It suggests they've risen above the situation of most developers, who, on being asked when their game is out, must either lie or reply, "It's ready when the publisher says it's ready / when it's cost so much money we can't afford to buy toilet paper for the office / when the movie's out, even if we haven't finished the final level and none of the cars have wheels."
Remedy Entertainment doesn't fall into that category. Extensive research suggests the studio never used the phrase "when it's ready" exactly, but all the same, it's been five years since Alan Wake was announced, and you can bet development began some time before then. Remedy even had the luxury of nine months just for polishing.
So has it been worth the wait, or should Alan Wake have stayed in bed?
Ask the titular character that question and you'll probably get an answer in the affirmative. Alan is a best-selling thriller author who suffers from writer's block. He decides to take a holiday in a bid to clear his head. And how does Alan choose to get away from it all, do you think? By spending a fortnight in Rio, drinking pina coladas by the pool? Or by visiting a tiny, rainy Pacific Northwest town inhabited by hilarious simpletons and frightening weirdoes, where the only available accommodation is an ancient log cabin in the middle of a haunted lake?
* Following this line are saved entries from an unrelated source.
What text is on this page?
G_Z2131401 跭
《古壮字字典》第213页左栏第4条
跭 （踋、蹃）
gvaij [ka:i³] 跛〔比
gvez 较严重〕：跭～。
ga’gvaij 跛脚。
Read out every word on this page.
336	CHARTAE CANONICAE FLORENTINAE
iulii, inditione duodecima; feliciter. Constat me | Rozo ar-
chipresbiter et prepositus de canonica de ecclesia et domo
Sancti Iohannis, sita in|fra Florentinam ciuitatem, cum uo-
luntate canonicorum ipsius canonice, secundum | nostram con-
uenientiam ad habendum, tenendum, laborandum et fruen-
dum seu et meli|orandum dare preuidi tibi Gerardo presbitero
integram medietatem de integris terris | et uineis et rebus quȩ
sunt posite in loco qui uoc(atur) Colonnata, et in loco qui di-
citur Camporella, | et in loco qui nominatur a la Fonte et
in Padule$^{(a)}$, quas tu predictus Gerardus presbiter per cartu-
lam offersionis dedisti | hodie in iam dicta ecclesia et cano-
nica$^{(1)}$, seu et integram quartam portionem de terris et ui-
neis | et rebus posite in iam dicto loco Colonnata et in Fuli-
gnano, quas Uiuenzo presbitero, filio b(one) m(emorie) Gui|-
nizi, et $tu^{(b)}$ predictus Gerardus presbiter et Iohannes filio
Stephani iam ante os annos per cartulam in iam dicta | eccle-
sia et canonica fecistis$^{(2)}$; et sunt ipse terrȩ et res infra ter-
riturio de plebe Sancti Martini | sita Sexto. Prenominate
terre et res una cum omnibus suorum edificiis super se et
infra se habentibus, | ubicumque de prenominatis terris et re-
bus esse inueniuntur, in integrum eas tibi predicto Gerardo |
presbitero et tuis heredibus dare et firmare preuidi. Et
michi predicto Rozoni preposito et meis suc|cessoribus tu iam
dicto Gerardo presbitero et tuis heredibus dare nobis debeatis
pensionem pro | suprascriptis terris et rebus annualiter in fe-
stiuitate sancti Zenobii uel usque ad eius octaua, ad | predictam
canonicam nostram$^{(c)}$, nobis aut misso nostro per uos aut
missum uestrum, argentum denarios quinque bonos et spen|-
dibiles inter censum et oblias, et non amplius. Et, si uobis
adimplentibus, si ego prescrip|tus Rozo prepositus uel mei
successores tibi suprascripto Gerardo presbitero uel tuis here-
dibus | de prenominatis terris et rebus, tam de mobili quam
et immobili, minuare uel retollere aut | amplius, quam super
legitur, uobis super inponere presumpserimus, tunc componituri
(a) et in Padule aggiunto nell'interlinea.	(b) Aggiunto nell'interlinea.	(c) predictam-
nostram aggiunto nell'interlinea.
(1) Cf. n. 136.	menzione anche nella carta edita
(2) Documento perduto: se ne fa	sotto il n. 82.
Alan is accompanied on this jolly holiday by his wife, Alice. She sets the cause of female videogame characters back 10 years by being afraid of the dark and mewling like a kitten with a broken leg whenever the lights are off. Knowing this, Alan should probably have picked a nice hotel rather than a cabin powered by a generator in a shed at the end of the back garden. Needless to say, within about 12 minutes of arriving in the town of Bright Falls, Alice goes missing in mysterious circumstances and Alan embarks on a quest to find her.
Standing in his way is an army of zombie-like enemies known as the Taken. These are people who have been possessed by a dark force and turned into homicidal maniacs. Some have scythes, some throw axes, but all have a nasty habit of appearing out of nowhere and attempting to hack Alan to death.